TLDR: File.read(a_file).sub("\xEF\xBB\xBF", "").gsub("\r", "")
I tried using combinations of find/awk/sed, but I ended up corrupting my project files including the git index because I don't understand those commands very well. So instead, I turned to my good old friend ruby. This also has the advantage that I can use it in my program that processes these files. They've been ninja-edited (modfied outside of source control) in the past, which makes it likely that someone will come by and ninja edit them again in the future. But instead of convincing people that it's bad to edit files in notepad or outside of source control, we can just silently fix it on the fly and smile and say "Happy Friday!"
Here is the example of what I'm cleaning up. Thankfully, git's diff viewer is brutally honest and shows these characters. Unfortunately, most editors (including the good ones) simply hide these characters and put them back in when you save the file. The byte order marks were causing browsers to skip CSS declarations when multiple CSS files were combined into one and the page would look funny.
+<U+FEFF>^M
+body {^M
+ background: #FFF url(/content/skins/azteka/images/bg_tile.jpg) repeat-x; }^M
+ ^M
+html,body,input,select,textarea,tr,td,table {^M
+ font-family: arial,Helvetica,sans-serif;^M
+ font-size: 9pt;^M
+ color: #666; }^M
+^M
Here's a ruby one-liner for a single file. For bonus points, I decided to remove trailing whitespace also. This will overwrite the current file, but hey we're using version control.
ruby -e 'IO.write(ARGV.first, IO.read(ARGV.first).sub("\xEF\xBB\xBF", "").gsub("\r", "").gsub(/[ \t]+\n/, "\n"))' content/Skins/Azteka/skin.css
"\xEF\xBB\xBF"
is the byte order mark, and "\r"
is the same as ^M
- a carriage return. (Windows uses \r\n
for line endings instead of simply \n
.)
And here it is a as a function, which also happens to be more readable:
def clean_up_after_notepad(file_contents)
file_contents.sub("\xEF\xBB\xBF", "").gsub("\r", "")
end
Now if we run git diff
(and scroll down), it looks a lot better!
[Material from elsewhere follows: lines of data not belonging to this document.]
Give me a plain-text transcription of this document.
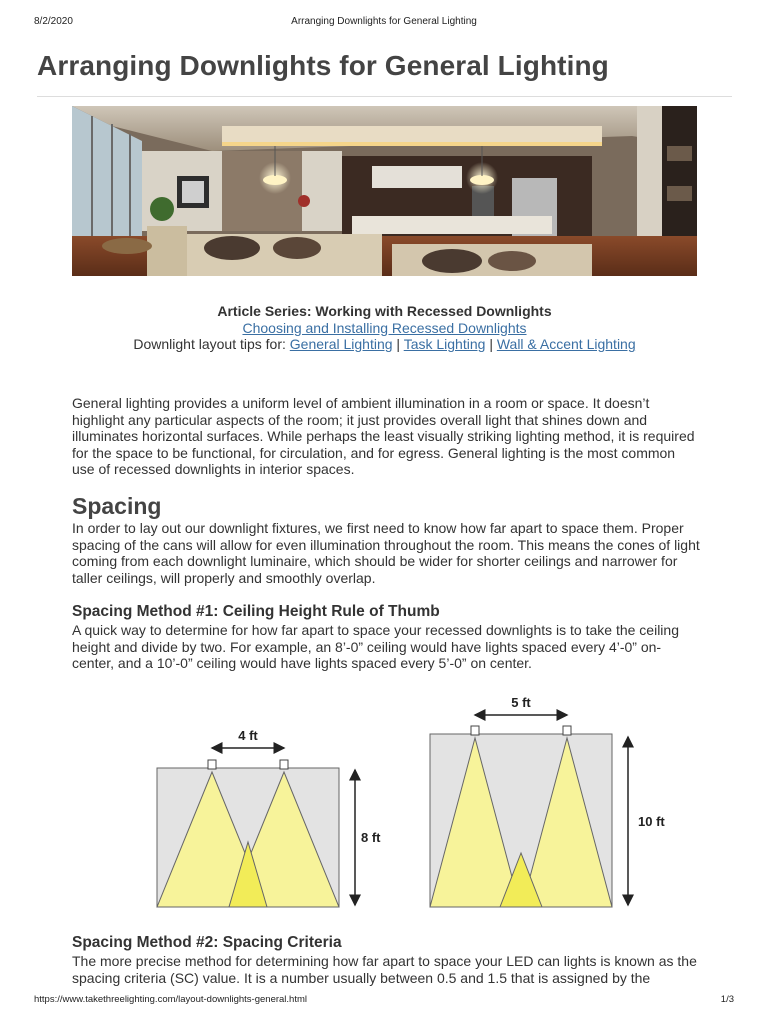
8/2/2020	Arranging Downlights for General Lighting
Arranging Downlights for General Lighting
Article Series: Working with Recessed Downlights
Choosing and Installing Recessed Downlights
Downlight layout tips for: General Lighting | Task Lighting | Wall & Accent Lighting

General lighting provides a uniform level of ambient illumination in a room or space. It doesn’t highlight any particular aspects of the room; it just provides overall light that shines down and illuminates horizontal surfaces. While perhaps the least visually striking lighting method, it is required for the space to be functional, for circulation, and for egress. General lighting is the most common use of recessed downlights in interior spaces.

Spacing

In order to lay out our downlight fixtures, we first need to know how far apart to space them. Proper spacing of the cans will allow for even illumination throughout the room. This means the cones of light coming from each downlight luminaire, which should be wider for shorter ceilings and narrower for taller ceilings, will properly and smoothly overlap.

Spacing Method #1: Ceiling Height Rule of Thumb

A quick way to determine for how far apart to space your recessed downlights is to take the ceiling height and divide by two. For example, an 8’-0” ceiling would have lights spaced every 4’-0” on-center, and a 10’-0” ceiling would have lights spaced every 5’-0” on center.

4 ft
8 ft
5 ft
10 ft
Spacing Method #2: Spacing Criteria

The more precise method for determining how far apart to space your LED can lights is known as the spacing criteria (SC) value. It is a number usually between 0.5 and 1.5 that is assigned by the

https://www.takethreelighting.com/layout-downlights-general.html	1/3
Browers will also parse all of the styles now.
+
+body {
+ background: #FFF url(/content/skins/azteka/images/bg_tile.jpg) repeat-x; }
+
+html,body,input,select,textarea,tr,td,table {
+ font-family: arial,Helvetica,sans-serif;
+ font-size: 9pt;
+ color: #666; }
+
If you're still skeptical, you can run this one-liner before and after cleaning the file to see that the correct bytes got removed and nothing else.
Before:
$ ruby -e 'puts File.readlines(ARGV.first).first.bytes.to_a.join(",")' content/Skins/Azteka/skin.css
239,187,191,13,10
239,187,191
is the BOM, 13
is the carriage return, and 10
is the newline.
After:
$ ruby -e 'puts File.readlines(ARGV.first).first.bytes.to_a.join(",")' content/Skins/Azteka/skin.css
10
Now we just see the newline character like expected.
In real life, you may see the error
Encoding::CompatibilityError: incompatible encoding regexp match (ASCII-8BIT regexp with UTF-8 string)
In that case, you can simply force the encoding to UTF-8, leaving the bytes unchanged:
file_contents.sub("\xEF\xBB\xBF".force_encoding('UTF-8'), "").gsub("\r", "")